Abstract

Background:Uncommonly, Klippel–Feil syndrome (KFS) has been associated with intracranial or spinal tumors, most frequently dermoid or epidermoid cysts. Although the associated dermoid cyst (DC) is usually located in the posterior fossa, isolated upper cervical DC has been reported. Extension from the posterior fossa to the upper cervical spine (C2) has been reported once. We report a rare case of KFS in association with a posterior fossa DC that extended down to the upper thoracic spine and review the current literature.Case Description:A 47-year-old female with presented cervical myelopathy related to a cranio-cervico-thoracic DC in association with KPS-related cervicothoracic fusion (C2-T6) and thoracic kyphosis. The patient underwent complete tumor resection following sub-occipital craniectomy and C1-C4 cervical laminectomy.

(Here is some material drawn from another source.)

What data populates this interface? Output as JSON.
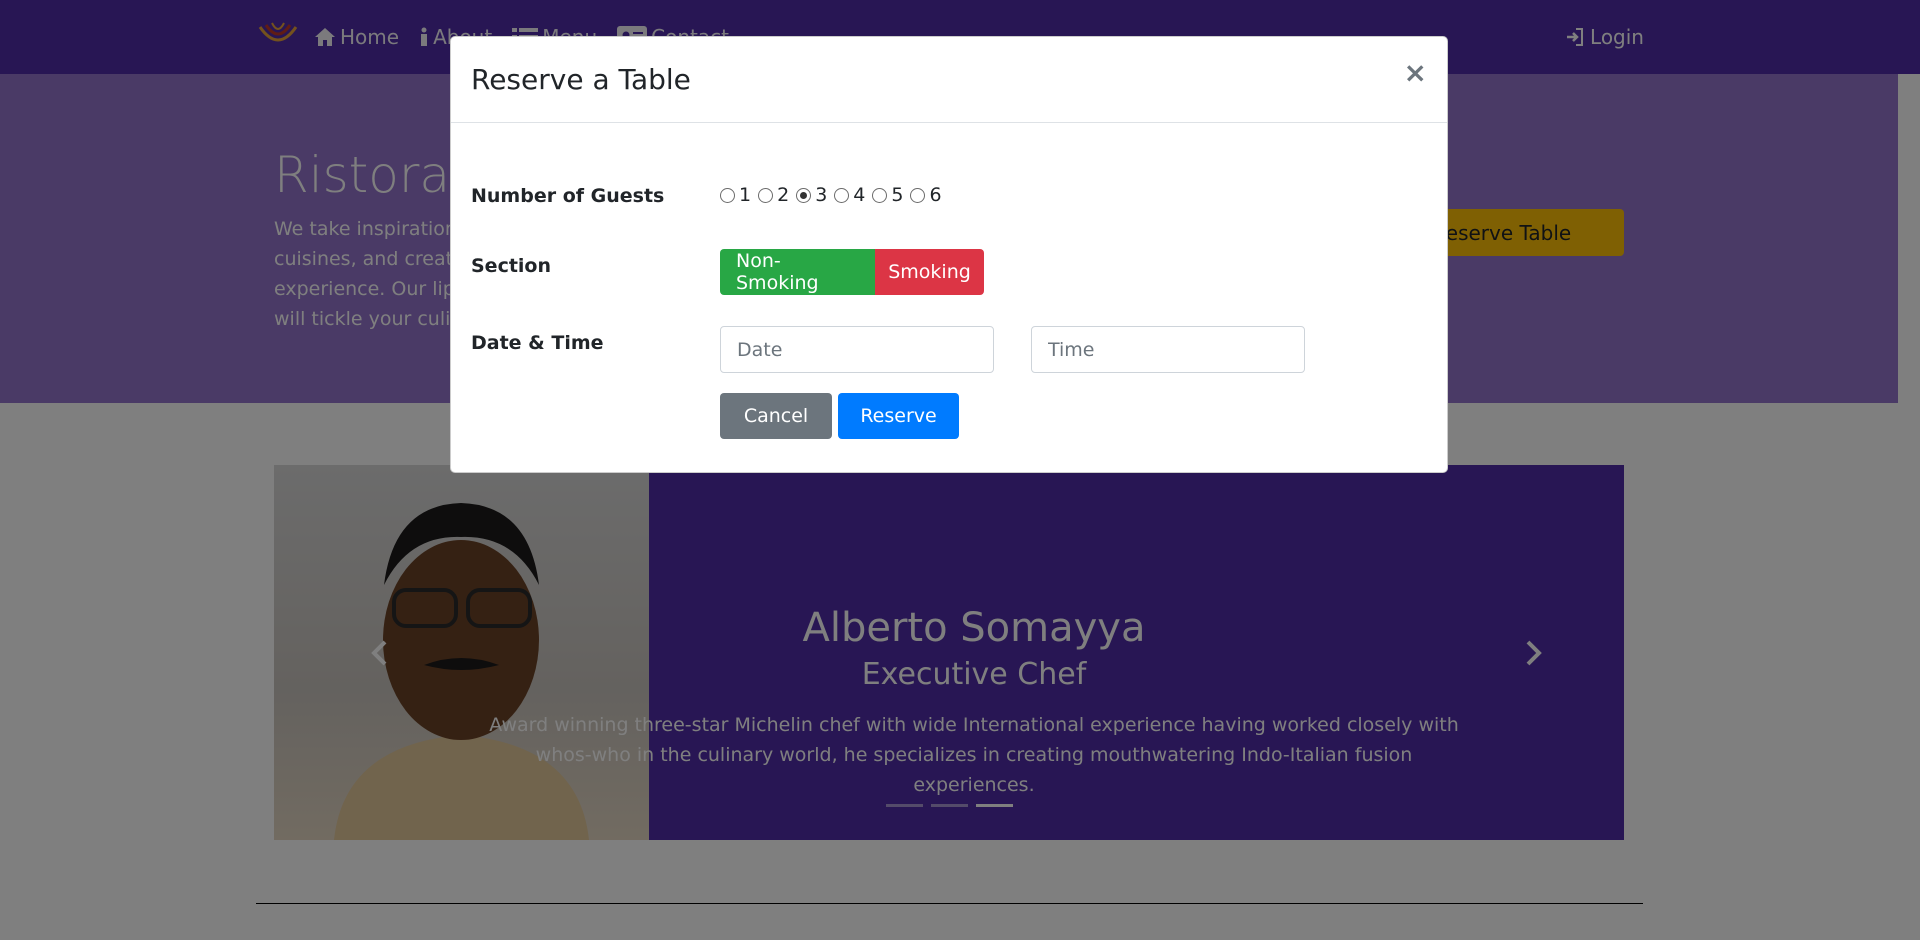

The patient exhibited complete resolution of symptoms with no tumor recurrence and no deformity at 6-year follow-up.Conclusion:DC should be added to the list of congenital central nervous system abnormalities, which should be sought in patients with KFS. Therefore, the presence of a cystic lesion in the posterior fossa, the craniocervical junction or the anterior cervical spine should suggest the possibility of a DC in patients with KFS. In cases of cranio-cervical DC, the tumor may extend quite far down the spinal column (reaching the thoracic spine), as demonstrated in the present case.

Highlights

  • Klippel–Feil syndrome (KFS) has been associated with intracranial or spinal tumors, most frequently dermoid or epidermoid cysts

  • Klippel–Feil syndrome (KFS) is a congenital spinal malformation characterized by the failure in segmentation of two or more cervical vertebrae due to an abnormal division of the mesodermal somites.[2,4,6,10]

  • Dermoid cyst (DC) development is thought to result from entrapment of dermal elements and their appendages within the closing neural tube, which occurs during the same period as somite development.[7,10]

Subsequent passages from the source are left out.